Probate, the court proceeding governing the distribution of a decedent's property, is only one process that occurs after that person dies. The decedent's executor must also perform other several duties that are an important part of estate administration.
These duties include gathering the estate's assets, paying any debts and final expenses and distribution of the estate's remaining assets. Assets usually include solely and jointly owned assets, assets that were held in trust, business interests, proceeds from life insurance policies, retirement accounts and certain contracts.

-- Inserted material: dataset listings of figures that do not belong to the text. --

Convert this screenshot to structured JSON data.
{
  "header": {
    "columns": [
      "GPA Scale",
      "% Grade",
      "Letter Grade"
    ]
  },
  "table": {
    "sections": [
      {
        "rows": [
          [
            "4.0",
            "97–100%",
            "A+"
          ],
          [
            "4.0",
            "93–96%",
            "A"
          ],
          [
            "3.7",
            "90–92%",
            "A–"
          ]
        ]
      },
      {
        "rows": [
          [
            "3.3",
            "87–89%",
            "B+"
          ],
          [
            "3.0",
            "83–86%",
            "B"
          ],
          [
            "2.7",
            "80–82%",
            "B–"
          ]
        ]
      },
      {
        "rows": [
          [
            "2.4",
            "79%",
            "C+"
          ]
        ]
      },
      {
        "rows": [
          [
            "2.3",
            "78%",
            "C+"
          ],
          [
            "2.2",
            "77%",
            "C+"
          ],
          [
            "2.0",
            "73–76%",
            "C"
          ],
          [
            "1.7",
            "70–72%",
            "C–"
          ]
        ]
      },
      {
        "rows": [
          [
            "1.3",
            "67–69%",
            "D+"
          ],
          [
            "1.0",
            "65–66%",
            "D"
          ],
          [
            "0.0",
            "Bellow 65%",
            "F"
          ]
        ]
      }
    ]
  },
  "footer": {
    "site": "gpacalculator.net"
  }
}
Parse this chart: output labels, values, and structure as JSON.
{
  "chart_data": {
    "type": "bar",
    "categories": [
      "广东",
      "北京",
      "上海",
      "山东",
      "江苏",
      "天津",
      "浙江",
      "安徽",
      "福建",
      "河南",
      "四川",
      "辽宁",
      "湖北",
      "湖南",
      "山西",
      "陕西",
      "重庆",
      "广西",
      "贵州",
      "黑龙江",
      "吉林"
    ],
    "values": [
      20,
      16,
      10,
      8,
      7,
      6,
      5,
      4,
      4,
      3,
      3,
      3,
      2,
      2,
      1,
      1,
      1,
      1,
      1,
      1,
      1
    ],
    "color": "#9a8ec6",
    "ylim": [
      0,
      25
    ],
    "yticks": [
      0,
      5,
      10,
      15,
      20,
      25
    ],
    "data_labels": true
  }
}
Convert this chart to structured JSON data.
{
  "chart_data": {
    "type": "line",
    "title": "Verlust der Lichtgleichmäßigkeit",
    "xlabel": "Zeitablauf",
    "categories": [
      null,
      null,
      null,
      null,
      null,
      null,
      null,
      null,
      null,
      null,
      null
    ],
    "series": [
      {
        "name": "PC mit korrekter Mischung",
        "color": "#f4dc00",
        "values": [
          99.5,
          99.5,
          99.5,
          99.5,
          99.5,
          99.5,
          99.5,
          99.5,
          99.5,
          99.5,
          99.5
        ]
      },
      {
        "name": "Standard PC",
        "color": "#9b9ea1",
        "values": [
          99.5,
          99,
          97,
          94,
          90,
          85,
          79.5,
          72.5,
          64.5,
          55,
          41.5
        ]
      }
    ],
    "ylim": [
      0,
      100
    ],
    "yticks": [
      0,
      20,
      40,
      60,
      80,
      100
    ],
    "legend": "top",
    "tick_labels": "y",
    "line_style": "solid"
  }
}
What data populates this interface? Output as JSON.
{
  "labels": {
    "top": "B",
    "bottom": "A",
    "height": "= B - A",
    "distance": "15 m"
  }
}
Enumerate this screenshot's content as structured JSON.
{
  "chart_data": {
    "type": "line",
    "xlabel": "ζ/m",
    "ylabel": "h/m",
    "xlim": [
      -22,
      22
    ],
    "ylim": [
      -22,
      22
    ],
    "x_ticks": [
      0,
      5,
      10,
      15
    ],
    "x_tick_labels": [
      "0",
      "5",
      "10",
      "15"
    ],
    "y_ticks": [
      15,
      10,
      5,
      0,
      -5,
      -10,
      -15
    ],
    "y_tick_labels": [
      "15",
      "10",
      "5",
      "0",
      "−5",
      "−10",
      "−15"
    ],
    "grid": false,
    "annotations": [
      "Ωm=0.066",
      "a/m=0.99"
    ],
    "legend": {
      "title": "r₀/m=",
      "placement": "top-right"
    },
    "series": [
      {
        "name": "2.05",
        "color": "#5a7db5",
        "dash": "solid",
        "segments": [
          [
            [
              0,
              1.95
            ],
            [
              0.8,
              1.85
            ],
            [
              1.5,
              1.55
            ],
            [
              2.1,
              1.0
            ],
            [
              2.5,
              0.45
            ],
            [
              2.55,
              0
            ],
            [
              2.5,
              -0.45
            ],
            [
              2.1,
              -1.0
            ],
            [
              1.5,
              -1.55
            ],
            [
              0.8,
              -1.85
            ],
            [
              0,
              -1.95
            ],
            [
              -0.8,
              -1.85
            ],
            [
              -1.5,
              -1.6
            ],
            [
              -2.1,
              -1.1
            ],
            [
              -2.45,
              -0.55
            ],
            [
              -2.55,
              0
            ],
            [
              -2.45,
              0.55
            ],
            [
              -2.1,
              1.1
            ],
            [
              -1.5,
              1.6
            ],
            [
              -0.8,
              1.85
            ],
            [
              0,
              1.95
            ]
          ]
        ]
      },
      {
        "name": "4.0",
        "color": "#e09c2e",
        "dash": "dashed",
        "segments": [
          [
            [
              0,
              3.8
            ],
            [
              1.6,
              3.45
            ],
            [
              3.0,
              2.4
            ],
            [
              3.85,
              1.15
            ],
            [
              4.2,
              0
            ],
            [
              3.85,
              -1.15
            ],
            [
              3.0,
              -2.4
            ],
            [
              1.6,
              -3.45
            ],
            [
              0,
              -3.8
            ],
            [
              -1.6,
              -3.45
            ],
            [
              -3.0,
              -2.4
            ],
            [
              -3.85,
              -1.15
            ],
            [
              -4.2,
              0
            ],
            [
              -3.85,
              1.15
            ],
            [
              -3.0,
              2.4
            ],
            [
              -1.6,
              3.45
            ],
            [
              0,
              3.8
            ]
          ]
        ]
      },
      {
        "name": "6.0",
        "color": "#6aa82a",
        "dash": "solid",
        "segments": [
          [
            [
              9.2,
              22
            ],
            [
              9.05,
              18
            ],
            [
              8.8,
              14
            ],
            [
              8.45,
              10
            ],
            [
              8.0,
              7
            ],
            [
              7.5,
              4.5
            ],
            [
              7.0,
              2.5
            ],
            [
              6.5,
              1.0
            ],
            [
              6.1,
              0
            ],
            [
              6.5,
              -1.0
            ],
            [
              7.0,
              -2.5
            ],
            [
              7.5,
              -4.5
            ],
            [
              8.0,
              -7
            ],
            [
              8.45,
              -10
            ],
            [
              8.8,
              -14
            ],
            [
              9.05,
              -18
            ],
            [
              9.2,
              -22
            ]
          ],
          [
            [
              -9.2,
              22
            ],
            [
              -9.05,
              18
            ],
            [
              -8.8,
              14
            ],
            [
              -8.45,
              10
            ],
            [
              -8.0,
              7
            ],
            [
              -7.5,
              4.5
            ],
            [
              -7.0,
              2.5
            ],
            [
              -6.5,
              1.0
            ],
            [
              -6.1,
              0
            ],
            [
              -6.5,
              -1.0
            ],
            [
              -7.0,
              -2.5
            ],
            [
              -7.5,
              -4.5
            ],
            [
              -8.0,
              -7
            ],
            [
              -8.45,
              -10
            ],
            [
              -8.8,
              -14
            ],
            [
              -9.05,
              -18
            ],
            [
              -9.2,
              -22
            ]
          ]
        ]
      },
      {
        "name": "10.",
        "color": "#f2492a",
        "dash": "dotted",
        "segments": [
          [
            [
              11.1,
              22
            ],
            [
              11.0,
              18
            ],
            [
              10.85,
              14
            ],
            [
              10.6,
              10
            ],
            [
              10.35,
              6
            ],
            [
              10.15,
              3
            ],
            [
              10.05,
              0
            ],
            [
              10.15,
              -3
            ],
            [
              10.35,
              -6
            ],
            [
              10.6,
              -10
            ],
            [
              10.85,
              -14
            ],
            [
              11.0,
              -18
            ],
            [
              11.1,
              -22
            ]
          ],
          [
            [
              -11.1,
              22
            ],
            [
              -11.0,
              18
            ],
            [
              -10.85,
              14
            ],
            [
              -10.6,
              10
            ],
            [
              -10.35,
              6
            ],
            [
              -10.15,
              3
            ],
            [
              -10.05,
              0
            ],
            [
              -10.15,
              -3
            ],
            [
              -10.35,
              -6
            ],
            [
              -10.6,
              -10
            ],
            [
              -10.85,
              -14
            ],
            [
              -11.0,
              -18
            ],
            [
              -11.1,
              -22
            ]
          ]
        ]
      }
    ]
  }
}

Some property may be non-probate assets where the decedent designated a beneficiary to receive the asset after their death such as individual retirement accounts, 401(k) plans, life insurance policies and annuities. These assets are paid directly to the named beneficiaries and are not transferred under the deceased's will. Estate administration or court filings may not be necessary for these assets.
Other property may also constitute assets that do not have to undergo probate. These include bank accounts owned jointly by two people where the interest is transferred under a right of survivorship and the co-owner lives after the decedent's death. Holding property in a trust is usually another effective way to avoid probate court proceedings because the property is transferred directly to the beneficiary under the terms of the trust.
Interests in a business may also be excluded from probate. The governing legal documents for the business must allow for the transfer of the person's interest without judicial involvement.
The estate pays for certain expenses such as legal fees. However, administrators may need assistance to avoid making mistakes or even being held personally liable for the decedent's debts. Estate administration may also be challenging if there are disputes among heirs or beneficiaries.
Obtaining legal assistance can help assure that the estate is administered correctly, protect the administrator and deal with problems that may arise. An attorney may also assist with estate planning and draft legal documents that create an effective estate.